Shares of power sector lender Rural Electrification Corporation (REC) and Power Finance Corporation (PFC) plunged as much as 12.83 per cent and 11.05 per cent on Friday after the government approved a turnaround plan for state electricity boards that is likely to impact the lenders’ margins.
According to traders, the package is a long term positive but would compress lenders’ margins significantly in short term. The compression in margins can affect profits by 10 per cent in the medium term.
At 11.06 am, REC and PFC shares were trading 8.51 per cent and 7.06 per cent down at Rs 243.50 and 234.20. Sensex was up 8.13 points at 26,312. Later, the scrip of REC closed 10.35 per cent down at Rs 238.60 and PFC ended 7.84 per cent down at Rs 232.25.

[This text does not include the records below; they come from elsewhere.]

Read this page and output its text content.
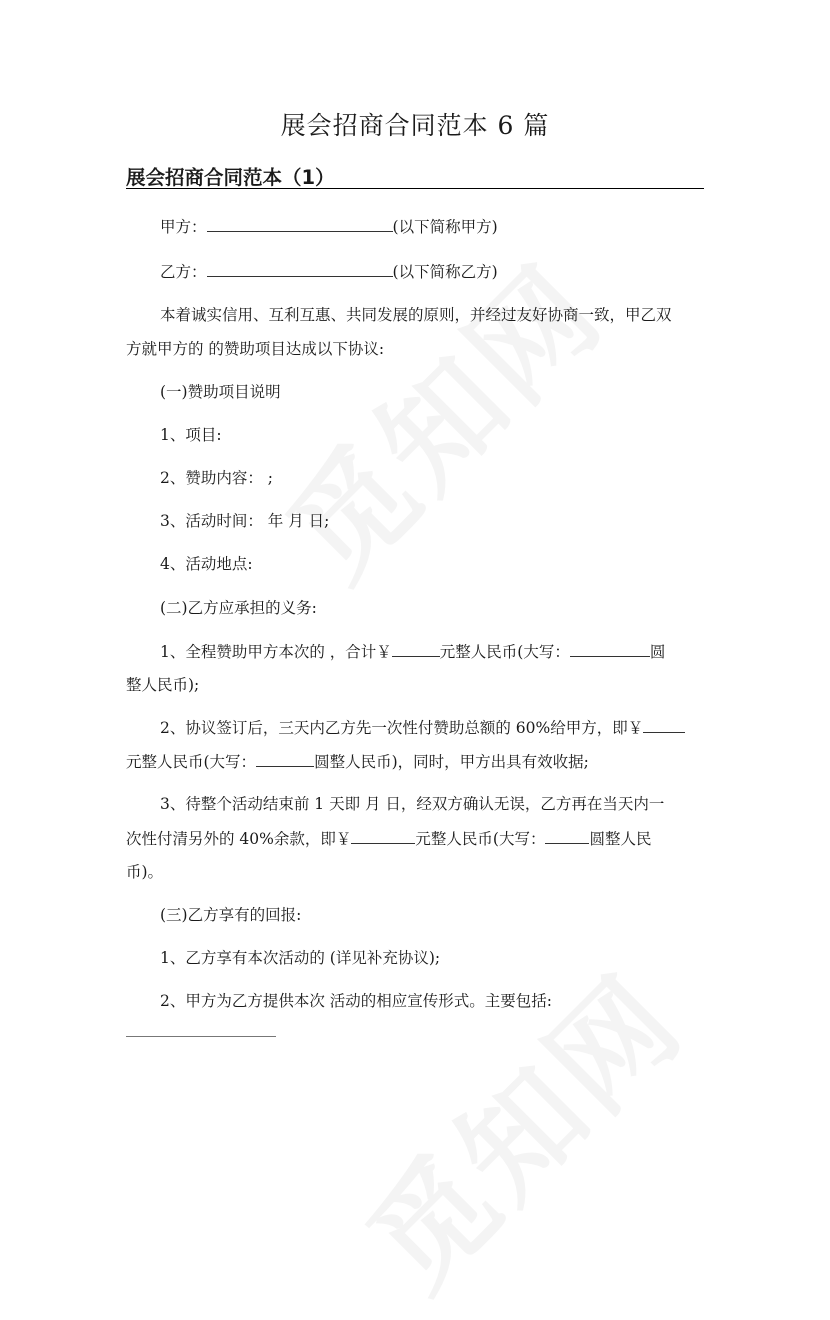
展会招商合同范本 6 篇
展会招商合同范本（1）
甲方：	(以下简称甲方)
乙方：	(以下简称乙方)
本着诚实信用、互利互惠、共同发展的原则，并经过友好协商一致，甲乙双
方就甲方的 的赞助项目达成以下协议:
(一)赞助项目说明
1、项目:
2、赞助内容： ;
3、活动时间： 年 月 日;
4、活动地点:
(二)乙方应承担的义务:
1、全程赞助甲方本次的 ，合计￥	元整人民币(大写：	圆
整人民币);
2、协议签订后，三天内乙方先一次性付赞助总额的 60%给甲方，即￥
元整人民币(大写：	圆整人民币)，同时，甲方出具有效收据;
3、待整个活动结束前 1 天即 月 日，经双方确认无误，乙方再在当天内一
次性付清另外的 40%余款，即￥	元整人民币(大写：	圆整人民
币)。
(三)乙方享有的回报:
1、乙方享有本次活动的 (详见补充协议);
2、甲方为乙方提供本次 活动的相应宣传形式。主要包括:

As per the plan cleared by the Cabinet on Thursday, states will have to take over 75 per cent of the SEBs’ loans as of September 30, 2015, by FY17-end, and 50 per cent by the end of March 2016 itself. The states will have the facility of a concessional interest rate of about 9 per cent in servicing the loans, compared with the present 13-14 per cent interest rate on SEBs’ outstanding debt. The states will issue bonds at 0.5 per cent above the G-Secs.
Nomura in a research note said, “As of March 2015, the power distribution companies accumulated losses of Rs 3.8 trillion (2.8 per cent of GDP) with their outstanding debt nearly doubling over the last three years to Rs 4.3 trillion. The plan unveiled by the government is expected to wipe out Discom losses by March 2019.”
“These measures clearly point to medium-term health of state electricity boards (SEB)…However, we are disappointed that incremental losses will become a part of fiscal targets materially only from FY20. This leaves scope for back-ending of reforms by States,” said Jefferies.